Abstract • We present the first stellar velocity dispersion measurement of a massive quenching galaxy at z = 4. The galaxy is first identified as a massive z ≥ 4 galaxy with suppressed star formation from photometric redshifts based on deep multiband data. A follow-up spectroscopic observation with MOSFIRE on Keck revealed strong multiple absorption features, which are identified as Balmer lines, giving a secure redshift of z = 4.01. This is the most distant quiescent galaxy known to date. Thanks to the high S/N of the spectrum, we are able to estimate the stellar velocity dispersion, σ =268+/- 59 {km} {{{s}}}-1, making a significant leap from the previous highest redshift measurement at z = 2.8. Interestingly, we find that the velocity dispersion is consistent with that of massive galaxies today, implying no significant evolution in velocity dispersion over the last 12 Gyr.
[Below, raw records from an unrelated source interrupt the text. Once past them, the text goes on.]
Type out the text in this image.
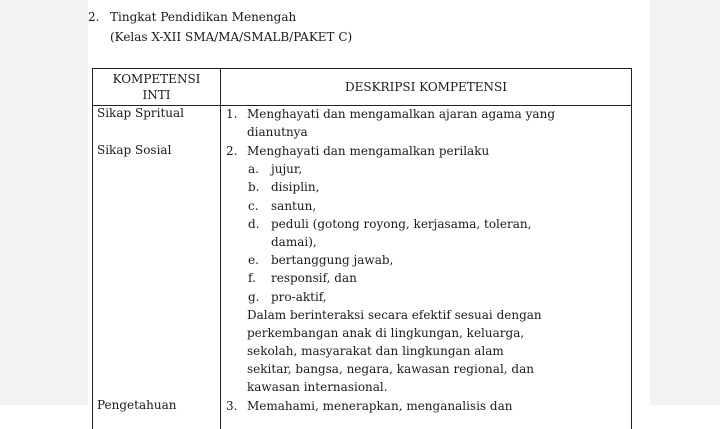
2. Tingkat Pendidikan Menengah
(Kelas X-XII SMA/MA/SMALB/PAKET C)
KOMPETENSI
INTI
DESKRIPSI KOMPETENSI
Sikap Spritual
Sikap Sosial
Pengetahuan
1. Menghayati dan mengamalkan ajaran agama yang
dianutnya
2. Menghayati dan mengamalkan perilaku
a. jujur,
b. disiplin,
c. santun,
d. peduli (gotong royong, kerjasama, toleran,
damai),
e. bertanggung jawab,
f. responsif, dan
g. pro-aktif,
Dalam berinteraksi secara efektif sesuai dengan
perkembangan anak di lingkungan, keluarga,
sekolah, masyarakat dan lingkungan alam
sekitar, bangsa, negara, kawasan regional, dan
kawasan internasional.
3. Memahami, menerapkan, menganalisis dan
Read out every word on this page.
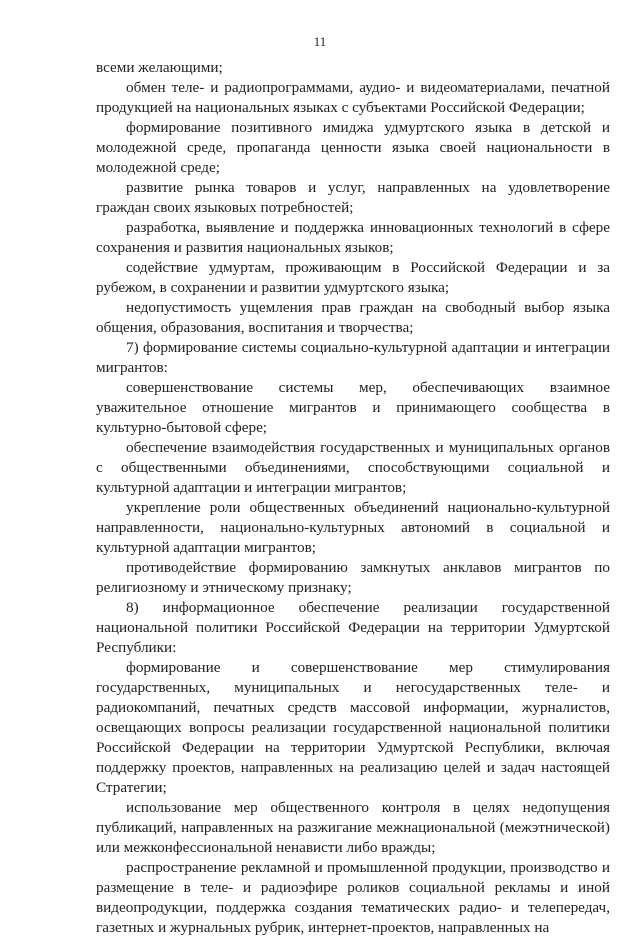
11

всеми желающими;

обмен теле- и радиопрограммами, аудио- и видеоматериалами, печатной продукцией на национальных языках с субъектами Российской Федерации;

формирование позитивного имиджа удмуртского языка в детской и молодежной среде, пропаганда ценности языка своей национальности в молодежной среде;

развитие рынка товаров и услуг, направленных на удовлетворение граждан своих языковых потребностей;

разработка, выявление и поддержка инновационных технологий в сфере сохранения и развития национальных языков;

содействие удмуртам, проживающим в Российской Федерации и за рубежом, в сохранении и развитии удмуртского языка;

недопустимость ущемления прав граждан на свободный выбор языка общения, образования, воспитания и творчества;

7) формирование системы социально-культурной адаптации и интеграции мигрантов:

совершенствование системы мер, обеспечивающих взаимное уважительное отношение мигрантов и принимающего сообщества в культурно-бытовой сфере;

обеспечение взаимодействия государственных и муниципальных органов с общественными объединениями, способствующими социальной и культурной адаптации и интеграции мигрантов;

укрепление роли общественных объединений национально-культурной направленности, национально-культурных автономий в социальной и культурной адаптации мигрантов;

противодействие формированию замкнутых анклавов мигрантов по религиозному и этническому признаку;

8) информационное обеспечение реализации государственной национальной политики Российской Федерации на территории Удмуртской Республики:

формирование и совершенствование мер стимулирования государственных, муниципальных и негосударственных теле- и радиокомпаний, печатных средств массовой информации, журналистов, освещающих вопросы реализации государственной национальной политики Российской Федерации на территории Удмуртской Республики, включая поддержку проектов, направленных на реализацию целей и задач настоящей Стратегии;

использование мер общественного контроля в целях недопущения публикаций, направленных на разжигание межнациональной (межэтнической) или межконфессиональной ненависти либо вражды;

распространение рекламной и промышленной продукции, производство и размещение в теле- и радиоэфире роликов социальной рекламы и иной видеопродукции, поддержка создания тематических радио- и телепередач, газетных и журнальных рубрик, интернет-проектов, направленных на
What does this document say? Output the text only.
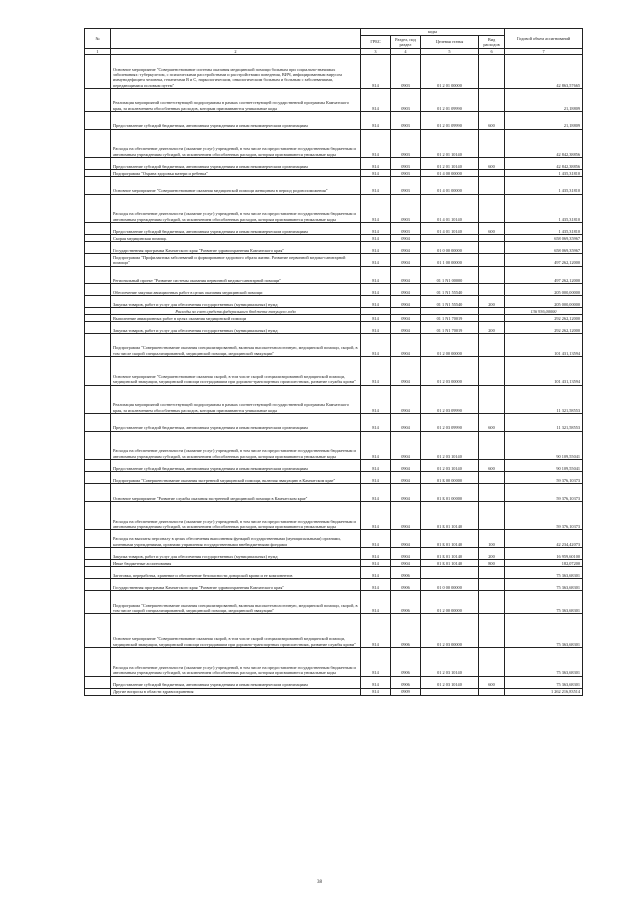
№		коды				Годовой объем ассигнований
		ГРБС	Раздел, под раздел	Целевая статья	Вид расходов	
1	2	3	4	5	6	7
	Основное мероприятие "Совершенствование системы оказания медицинской помощи больным при социально-значимых заболеваниях: туберкулезом, с психическими расстройствами и расстройствами поведения, ВИЧ, инфицированным вирусом иммунодефицита человека, гепатитами В и С, наркологическим, онкологическим больным и больным с заболеваниями, передающимися половым путем"	814	0903	01 2 01 00000		42 863,57665
	Реализация мероприятий соответствующей подпрограммы в рамках соответствующей государственной программы Камчатского края, за исключением обособленных расходов, которым присваиваются уникальные коды	814	0903	01 2 01 09990		21,18809
	Предоставление субсидий бюджетным, автономным учреждениям и иным некоммерческим организациям	814	0903	01 2 01 09990	600	21,18809
	Расходы на обеспечение деятельности (оказание услуг) учреждений, в том числе на предоставление государственным бюджетным и автономным учреждениям субсидий, за исключением обособленных расходов, которым присваиваются уникальные коды	814	0903	01 2 01 10140		42 842,38856
	Предоставление субсидий бюджетным, автономным учреждениям и иным некоммерческим организациям	814	0903	01 2 01 10140	600	42 842,38856
	Подпрограмма "Охрана здоровья матери и ребенка"	814	0903	01 4 00 00000		1 435,31810
	Основное мероприятие "Совершенствование оказания медицинской помощи женщинам в период родовспоможения"	814	0903	01 4 01 00000		1 435,31810
	Расходы на обеспечение деятельности (оказание услуг) учреждений, в том числе на предоставление государственным бюджетным и автономным учреждениям субсидий, за исключением обособленных расходов, которым присваиваются уникальные коды	814	0903	01 4 01 10140		1 435,31810
	Предоставление субсидий бюджетным, автономным учреждениям и иным некоммерческим организациям	814	0903	01 4 01 10140	600	1 435,31810
	Скорая медицинская помощь	814	0904			658 069,35967
	Государственная программа Камчатского края "Развитие здравоохранения Камчатского края"	814	0904	01 0 00 00000		658 069,35967
	Подпрограмма "Профилактика заболеваний и формирование здорового образа жизни. Развитие первичной медико-санитарной помощи"	814	0904	01 1 00 00000		497 262,12000
	Региональный проект "Развитие системы оказания первичной медико-санитарной помощи"	814	0904	01 1 N1 00000		497 262,12000
	Обеспечение закупки авиационных работ в целях оказания медицинской помощи	814	0904	01 1 N1 55540		205 000,00000
	Закупка товаров, работ и услуг для обеспечения государственных (муниципальных) нужд	814	0904	01 1 N1 55540	200	205 000,00000
	Расходы за счет средств федерального бюджета текущего года					136 936,00000
	Выполнение авиационных работ в целях оказания медицинской помощи	814	0904	01 1 N1 70019		292 262,12000
	Закупка товаров, работ и услуг для обеспечения государственных (муниципальных) нужд	814	0904	01 1 N1 70019	200	292 262,12000
	Подпрограмма "Совершенствование оказания специализированной, включая высокотехнологичную, медицинской помощи, скорой, в том числе скорой специализированной, медицинской помощи, медицинской эвакуации"	814	0904	01 2 00 00000		101 431,13594
	Основное мероприятие "Совершенствование оказания скорой, в том числе скорой специализированной медицинской помощи, медицинской эвакуации, медицинской помощи пострадавшим при дорожно-транспортных происшествиях, развитие службы крови"	814	0904	01 2 03 00000		101 431,13594
	Реализация мероприятий соответствующей подпрограммы в рамках соответствующей государственной программы Камчатского края, за исключением обособленных расходов, которым присваиваются уникальные коды	814	0904	01 2 03 09990		11 321,58553
	Предоставление субсидий бюджетным, автономным учреждениям и иным некоммерческим организациям	814	0904	01 2 03 09990	600	11 321,58553
	Расходы на обеспечение деятельности (оказание услуг) учреждений, в том числе на предоставление государственным бюджетным и автономным учреждениям субсидий, за исключением обособленных расходов, которым присваиваются уникальные коды	814	0904	01 2 03 10140		90 109,55041
	Предоставление субсидий бюджетным, автономным учреждениям и иным некоммерческим организациям	814	0904	01 2 03 10140	600	90 109,55041
	Подпрограмма "Совершенствование оказания экстренной медицинской помощи, включая эвакуацию в Камчатском крае"	814	0904	01 Б 00 00000		59 376,10373
	Основное мероприятие "Развитие службы оказания экстренной медицинской помощи в Камчатском крае"	814	0904	01 Б 01 00000		59 376,10373
	Расходы на обеспечение деятельности (оказание услуг) учреждений, в том числе на предоставление государственным бюджетным и автономным учреждениям субсидий, за исключением обособленных расходов, которым присваиваются уникальные коды	814	0904	01 Б 01 10140		59 376,10373
	Расходы на выплаты персоналу в целях обеспечения выполнения функций государственными (муниципальными) органами, казенными учреждениями, органами управления государственными внебюджетными фондами	814	0904	01 Б 01 10140	100	42 234,42073
	Закупка товаров, работ и услуг для обеспечения государственных (муниципальных) нужд	814	0904	01 Б 01 10140	200	16 959,60100
	Иные бюджетные ассигнования	814	0904	01 Б 01 10140	800	182,07200
	Заготовка, переработка, хранение и обеспечение безопасности донорской крови и ее компонентов	814	0906			75 363,68301
	Государственная программа Камчатского края "Развитие здравоохранения Камчатского края"	814	0906	01 0 00 00000		75 363,68301
	Подпрограмма "Совершенствование оказания специализированной, включая высокотехнологичную, медицинской помощи, скорой, в том числе скорой специализированной, медицинской помощи, медицинской эвакуации"	814	0906	01 2 00 00000		75 363,68301
	Основное мероприятие "Совершенствование оказания скорой, в том числе скорой специализированной медицинской помощи, медицинской эвакуации, медицинской помощи пострадавшим при дорожно-транспортных происшествиях, развитие службы крови"	814	0906	01 2 03 00000		75 363,68301
	Расходы на обеспечение деятельности (оказание услуг) учреждений, в том числе на предоставление государственным бюджетным и автономным учреждениям субсидий, за исключением обособленных расходов, которым присваиваются уникальные коды	814	0906	01 2 03 10140		75 363,68301
	Предоставление субсидий бюджетным, автономным учреждениям и иным некоммерческим организациям	814	0906	01 2 03 10140	600	75 363,68301
	Другие вопросы в области здравоохранения	814	0909			1 262 216,83514
38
Based on a stringent upper limit on its physical size from deep optical images (r eff < 1.3 kpc), we find that its dynamical mass is consistent with the stellar mass inferred from photometry. Furthermore, the galaxy is located on the mass fundamental plane extrapolated from lower redshift galaxies. The observed no strong evolution in σ suggests that the mass in the core of massive galaxies does not evolve significantly, while most of the mass growth occurs in the outskirts of the galaxies, which also increases the size. This picture is consistent with a two-phase formation scenario in which mass and size growth is due to accretion in the outskirts of galaxies via mergers. Our results imply that the first phase may be completed as early as z ∼ 4.